Active Ingredients: Intriguing, ahead-of-its-time concept; Blend of sci-fi and noir
Side Effects: TV production values; Integration of technology into the film’s world
Though he lived to only 37, prolific German director Rainer Werner Fassbinder directed scores of films in just a few years. Maybe it’s not surprising, then, that one remained largely forgotten. Just last year, Fassbinder’s 1973, 3-and-a-half-hour television miniseries World on a Wire was rediscovered, given a small theatrical release and issued on a beautiful Criterion Collection Blu-ray. The gap of almost 40 years only heightens the impact of this paranoid, extremely prescient vision of the future of technology.
Based on a novel by Daniel F. Galoyue, the film is about a computer simulation program that perfectly recreates our world in miniature. For the electronic “identity units” existing, obliviously, within the computer simulation, their universe is every bit as real as ours. (This will sound familiar to fans of The Matrix.) But with the ability to play God, to create or delete a new identity with the push of a button, programmer Fred Stiller inevitably begins to question his own reality. Once we have the capacity to create an artificial world, we must accept that our world could be artificial as well. Or, as the film posits, there could be an infinite number of simulations both “above” and “below” our own.
In an effort to uncover the truth behind his existence, Stiller begins to investigate a mysterious series of deaths and disappearances and shady corporate goings-on. Fassbinder amps up the intrigue, fascinated by this blend of highly conceptional sci-fi and potboiler noir. Klaus Lowitsch, a compact pit bull of an actor, has the perfect tough faces and dramatic poses to play Stiller against a cast of dangerous company henchmen and sultry bombshells.
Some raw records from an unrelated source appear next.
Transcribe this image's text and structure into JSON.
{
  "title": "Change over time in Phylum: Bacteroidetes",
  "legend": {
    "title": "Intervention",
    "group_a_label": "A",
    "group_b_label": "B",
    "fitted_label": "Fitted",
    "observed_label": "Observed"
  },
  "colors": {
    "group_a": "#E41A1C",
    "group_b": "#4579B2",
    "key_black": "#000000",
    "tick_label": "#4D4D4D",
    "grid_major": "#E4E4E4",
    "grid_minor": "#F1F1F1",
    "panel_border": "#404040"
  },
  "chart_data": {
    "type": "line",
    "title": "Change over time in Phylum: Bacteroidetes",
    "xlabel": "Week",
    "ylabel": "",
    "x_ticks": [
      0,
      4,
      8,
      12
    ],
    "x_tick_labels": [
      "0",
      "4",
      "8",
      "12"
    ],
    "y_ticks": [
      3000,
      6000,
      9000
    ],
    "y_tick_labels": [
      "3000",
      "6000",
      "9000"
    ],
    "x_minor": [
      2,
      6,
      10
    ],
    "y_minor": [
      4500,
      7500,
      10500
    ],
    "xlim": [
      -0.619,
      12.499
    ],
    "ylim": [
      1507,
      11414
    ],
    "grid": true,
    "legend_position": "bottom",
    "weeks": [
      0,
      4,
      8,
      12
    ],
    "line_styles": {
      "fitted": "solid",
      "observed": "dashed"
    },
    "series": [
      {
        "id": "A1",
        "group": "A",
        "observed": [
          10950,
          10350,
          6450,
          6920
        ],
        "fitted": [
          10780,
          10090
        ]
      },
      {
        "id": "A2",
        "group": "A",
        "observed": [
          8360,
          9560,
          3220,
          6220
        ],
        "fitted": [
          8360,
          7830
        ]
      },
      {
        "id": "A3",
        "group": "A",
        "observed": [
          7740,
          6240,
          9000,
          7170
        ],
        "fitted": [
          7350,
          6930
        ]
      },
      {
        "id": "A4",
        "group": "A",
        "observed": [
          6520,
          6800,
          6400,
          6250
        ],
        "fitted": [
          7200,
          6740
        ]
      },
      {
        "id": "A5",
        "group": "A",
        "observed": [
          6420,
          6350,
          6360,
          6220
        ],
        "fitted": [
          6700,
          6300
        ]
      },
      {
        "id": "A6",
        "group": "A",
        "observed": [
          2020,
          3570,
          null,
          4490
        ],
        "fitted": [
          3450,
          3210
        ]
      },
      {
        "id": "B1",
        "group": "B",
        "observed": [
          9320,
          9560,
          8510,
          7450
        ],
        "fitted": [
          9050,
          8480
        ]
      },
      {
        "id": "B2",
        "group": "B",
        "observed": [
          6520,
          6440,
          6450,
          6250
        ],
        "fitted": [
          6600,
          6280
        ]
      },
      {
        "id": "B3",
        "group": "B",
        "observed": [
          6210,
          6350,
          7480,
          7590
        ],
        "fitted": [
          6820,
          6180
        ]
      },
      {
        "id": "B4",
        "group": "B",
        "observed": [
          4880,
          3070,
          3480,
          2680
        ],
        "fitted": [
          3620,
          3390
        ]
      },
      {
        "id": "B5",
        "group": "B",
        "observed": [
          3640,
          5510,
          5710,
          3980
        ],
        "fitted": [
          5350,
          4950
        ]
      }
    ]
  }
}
Driven by the film’s small budget, the murder mystery elements of the story often outweigh typical sci-fi effects, but the philosophical underpinnings of the plot provide much more substance than most sci-fi films. Another, more problematic, effect of the film’s small budget is it’s flat, colorless production values. There are definitely some technical flaws, including poorly-executed zooms and other camerawork, but with his company of talented, regular actors and creative use of sound and choreography, Fassbinder does his mind-bending material justice.